Nicholson Consulting Submission: Modernising our Approach to the 2028 Census Consultation

On the 18th of June 2024, Nicholson Consulting provided our submission on Stats NZ's proposal to adopt an admin-data-first census for 2028 onwards.

Our full submission is provided below.

Nicholson Consulting Submission: Modernising our Approach to the 2028 Census Consultation

The move to an admin-data-first approach presents risks that cannot be ignored - risks to equity, social licence and data quality. These are of particular interest to us at Nicholson Consulting, given our vision of creating a more equitable Aotearoa and our expert knowledge of the IDI.

Some of these risks are not new. The 2015 cabinet paper Census transformation – A promising future[1], investigated the future options for transforming the New Zealand census. This paper detailed risks and actions that would be subject to “considerable further work and an extensive testing programme”. Further, various other sources have provided recommendations on how to address these risks, including the Statutory Reviews of the 2018[2] and 2023[3] censuses and advice from Te Mana Raraunga (for example, Kukutai & Cormack 2018[4]).

There is little publicly available information on which to assess whether sufficient progress has been made to mitigate and manage these risks. Further, it is unclear whether there has been an assessment undertaken by Stats NZ as to the real-life impact that changing from the status quo census process to an admin-data-first census will create. We recommend more transparency in relation to both fronts.

Given the nature of some of the risks identified below, and the problematic impact of not having adequate mitigations in place in time, we recommend that the census continues in its current form until these risks have been addressed.

A detailed discussion of our key concerns is provided below.

1. A move to an admin-data-first based approach will likely exacerbate existing inequities

As a result of colonisation, and complex intergenerational experiences, groups within Aotearoa have different ways of interacting with the census, with admin data and with survey data. This is evidenced out by the low participation of Māori and Pacific People (among other groups) in the 2018 and 2023 censuses. An increased focus on admin data, which is often deficit-based and incomplete, will likely further exacerbate existing inequities and does not address the likely low participation in supplementary surveys from these groups.

Whilst we anticipate that those who are difficult to capture within the existing census will also be hard to count in admin data, this is not a justification for accepting lower quality in the representation of those people in the admin-data-first census.

Defining who one is and how one exists is an inherently emancipatory activity. A survey-based individual and dwelling census offers people the opportunity to articulate their personhood, their relationships with others, and their day-to-day existence. This is independent of the pressures, incentives, and imperfect system that can be associated with data collected for other administrative purposes. For communities that are over-surveilled and therefore overrepresented in administrative data, such as Māori and Pacific Peoples, there will be a disproportionate focus on administratively collected data in admin-census profiles. For example, tamariki Māori are much more likely to appear in care and protection data, and Māori are dramatically overrepresented in corrections data. This is contradictory to the notion of self-determination and Te Tiriti o Waitangi. For Māori and Pacific people, both the low participation rates and over-representation in the source data used in the derivation of attributes will lead to real world systematic biases in the allocation of resources. It will also lead to other unexpected biases that will be difficult to detect and rectify and therefore may persist for multiple admin-data-first censuses.

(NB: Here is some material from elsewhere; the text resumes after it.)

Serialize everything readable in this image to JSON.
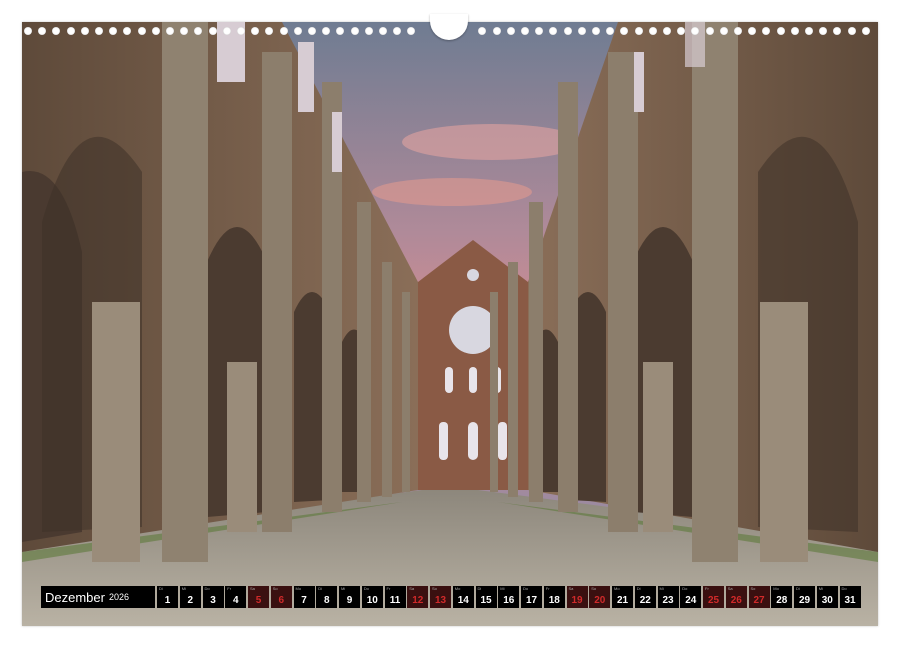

Specific practical examples of biases in admin data leading to inequity include:

Ethnicity data: Alongside data from Te Tari Taiwhenua – Department of Internal Affairs, census ethnicity records have been noted as being of the highest quality source of ethnicity data[5]. The loss of high-quality ethnicity data collected via a survey-based census will lead to a reduced understanding of the complex ethnic make-up of Aotearoa, disproportionately affecting people with multiple ethnicities, or with less common ethnicities. The admin data sources are likely to be limited in two ways:

  • Due to a lack of dependency on ethnicity data for the delivery of services, individuals are less likely to list all their ethnicities and go to the same level of detail as in the survey-based census

  • Source systems may not be capable of capturing several ethnicities or highly detailed ethnicity levels.

Both of these limitations will lead to an underrepresentation of the true detail of ethnicity information. This is likely to be most severe at the detailed ethnicity level – levels 2 to 4. Care will need to be taken to ensure that agencies are not simply collecting data at the least-detailed level and that there is the opportunity for people to list all their ethnicities with source agencies. The impact of underrepresentation will likely lead to government agencies, who rely on this data to form evidence-based decisions and policy, arriving at flawed conclusions, for example, estimating inadequate funding for a programme targeting people of Māori ethnicity with a disability.

Attributes for immigrants: Immigrants who moved to Aotearoa recently will be missing vital information. Two examples are the education data required to ascertain qualification level and the health data required to have an immunisation history. Thus, getting a full and accurate picture of immigrants as a subpopulation group will not be possible. This will impact government functions such as workforce planning, community risk profiles regarding communicable disease etc.

Language data: Census data is used to provide an understanding of language utilisation and to develop real-world solutions for revitalisation. For example, the New Zealand Sign Language (NZSL) Board uses data captured by the census on languages spoken to count the number of people using sign language[6]. Also, the use of census information about te reo Māori proficiency has meant that it is now possible to forecast the number of te reo Māori speakers out to 2040[7] at a community level. This is important from a Te Tiriti perspective to ensure that te reo Māori is protected and thriving.  The implications for surveys on attitudes towards, and use of te reo Māori have not been clearly articulated and changes will take time to implement. These include Te Kupenga, the General Social Survey, and work by Te Kāhui Raraunga to design a te reo Māori survey.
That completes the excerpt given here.